Riva Contact#

This Riva Contact Center Video Conference sample application is a web-based demonstration for contact center applications, combining peer-to-peer video chat with streaming automatic speech recognition (ASR) and natural language processing (NLP). It is a lightweight Node.js application, backed by NVIDIA Riva Speech services.

Contact Center

Users can chat using a direct, peer-to-peer WebRTC-based video connection. In the background, each user’s web client sends a separate audio stream to the Riva Contact server. The server makes a streaming gRPC call to hosted Riva AI Services, which return an ongoing stream of ASR transcripts. This stream of transcripts is handed back to the speaker’s web client, who can see how the in-progress results can change as they speak.

When ASR results are marked as “final” (based on the ASR service’s end-of-sentence detection settings, typically after short pauses in speech), the server hands the resulting transcript over to the NLP service for named entity recognition (NER). If Riva is configured to use a general-domain NER model, the service recognizes entities like the name of a person, location, or organization. Riva can also be deployed with an NER model fine-tuned by NeMo for a specific domain. In this case, a model tuned on biomedical or clinical language might recognize entities such as problem, test, or treatment.

After the NER results are complete, the Riva Contact server returns the final transcript, along with its NER annotation, back to the web client, which exchanges transcripts with the other user for an ongoing, annotated transcript of the conversation.

This sample application offers a launching pad for your own development. For example, there are many possible applications which use the transcripts and tagged entities for downstream analytics and visualization.

Contact Center

Requirements and Setup#

Requirements#

  1. Riva Contact is a Node.js application, intended to run in a Linux environment. You will need npm to install the application.

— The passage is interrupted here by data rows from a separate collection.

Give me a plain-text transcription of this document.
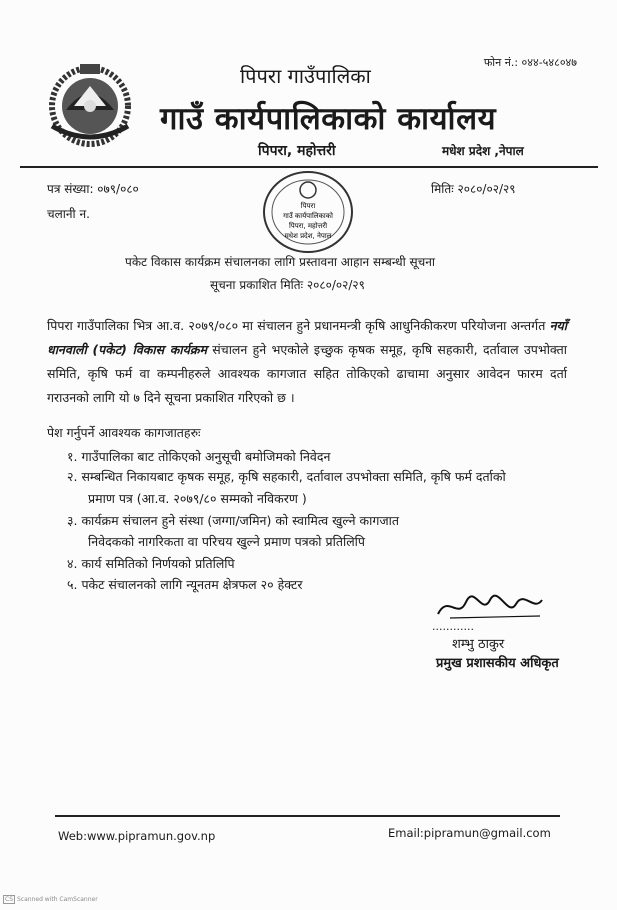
फोन नं.: ०४४-५४८०४७
पिपरा गाउँपालिका
गाउँ कार्यपालिकाको कार्यालय
पिपरा, महोत्तरी	मधेश प्रदेश ,नेपाल
पत्र संख्या: ०७९/०८०
चलानी न.
मितिः २०८०/०२/२९
पिपरा
गाउँ कार्यपालिकाको
पिपरा, महोत्तरी
मधेश प्रदेश, नेपाल
पकेट विकास कार्यक्रम संचालनका लागि प्रस्तावना आहान सम्बन्धी सूचना
सूचना प्रकाशित मितिः २०८०/०२/२९
पिपरा गाउँपालिका भित्र आ.व. २०७९/०८० मा संचालन हुने प्रधानमन्त्री कृषि आधुनिकीकरण परियोजना अन्तर्गत नयाँ धानवाली (पकेट) विकास कार्यक्रम संचालन हुने भएकोले इच्छुक कृषक समूह, कृषि सहकारी, दर्तावाल उपभोक्ता समिति, कृषि फर्म वा कम्पनीहरुले आवश्यक कागजात सहित तोकिएको ढाचामा अनुसार आवेदन फारम दर्ता गराउनको लागि यो ७ दिने सूचना प्रकाशित गरिएको छ ।
पेश गर्नुपर्ने आवश्यक कागजातहरुः
१. गाउँपालिका बाट तोकिएको अनुसूची बमोजिमको निवेदन
२. सम्बन्धित निकायबाट कृषक समूह, कृषि सहकारी, दर्तावाल उपभोक्ता समिति, कृषि फर्म दर्ताको
प्रमाण पत्र (आ.व. २०७९/८० सम्मको नविकरण )
३. कार्यक्रम संचालन हुने संस्था (जग्गा/जमिन) को स्वामित्व खुल्ने कागजात
निवेदकको नागरिकता वा परिचय खुल्ने प्रमाण पत्रको प्रतिलिपि
४. कार्य समितिको निर्णयको प्रतिलिपि
५. पकेट संचालनको लागि न्यूनतम क्षेत्रफल २० हेक्टर
............
शम्भु ठाकुर
प्रमुख प्रशासकीय अधिकृत
Web:www.pipramun.gov.np	Email:pipramun@gmail.com
CS Scanned with CamScanner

  2. The application requires Riva Speech Services to run with two primary models:

  • Streaming ASR

  • Named Entity Recognition (NER)

You can use the default Riva models offered in the Quick Start configuration, or you can deploy your own custom models trained using NVIDIA TAO Toolkit and import into Riva. Riva Contact comes pre-configured to use the models from the Riva Quick Start Guide.

Installing the app#

  1. Clone Riva Sample Apps repository - https://github.com/nvidia-riva/samples

git clone https://github.com/nvidia-riva/sample-apps.git
  1. Enter Riva and Rasa Virtual Assistant directory:

cd sample-apps/riva-contact
  1. Install the package

npm install
  1. Riva Contact uses environment variables to manage its configuration parameters. These are kept in the config file env.txt, where you will want to set the URL of your running Riva AI Services. You may also want to change the application’s ports, or the name of the NER model if you’ve deployed your own custom model in Riva.

  2. (Optional) Depending on your server environment, you will likely also need to open two ports on the server (by default, ports 8009 and 9000). These ports are for the main entry point to the web application, and for the PeerJS server which helps to negotiate the peer-to-peer chat connections. You may also need to set up port forwarding for these in your router, if applicable.

Running the Service#

npm run start

This will start the Node.js application and will start listening for connections.

Using the Service#

  1. Load the URL in a browser (Chrome or Firefox work well) on a computer with a webcam and microphone. For best ASR results, a headset is recommended.

    For example, if you’re accessing the service from a computer within the local network, and it’s hosted on a machine with the IP 192.168.2.10, then the URL would be https://192.168.2.10:8009/.

    The application includes a self-signed certificate for demo purposes which is likely to cause the browser to indicate a security warning. You can see the certificate in riva-contact/certificates. To remove this warning, you can generate your own or buy one from a trusted signing authority. You can “accept the risk” and continue.

  2. When asked, give the website permission to access your webcam and microphone. After the page is loaded, you’re welcome to start the Riva transcription without needing to make a video call.

  3. In the box titled Riva transcription, hit the Start button, then start speaking. You’ll see in-progress transcripts in the text field at the bottom. As those transcripts are finalized, they’ll appear with NLP annotations in the transcription box. To test the NLP directly (without speaking), simply type into the text field at the bottom and hit Submit.

    To call someone, you’ll need their ID. Yours is the 4-digit number in the Connection box. It’s random, and it changes every time the page is reloaded. Enter the ID of the person you want to call, and click Call. They will get a notification that a call is incoming, and will be asked to accept. After you’re connected, Riva transcription will start automatically if it’s not already running.

    The transcripts for each speaker are marked with the user’s ID, or their display name if it has been set in the Connection box.

  4. To end the call, simply click the End button.

License#

The NVIDIA Riva License Agreement is included with the product. Licenses are also available along with the model application zip file. By pulling and using the Riva SDK container, downloading models, or using the sample applications here, you accept the terms and conditions of these licenses.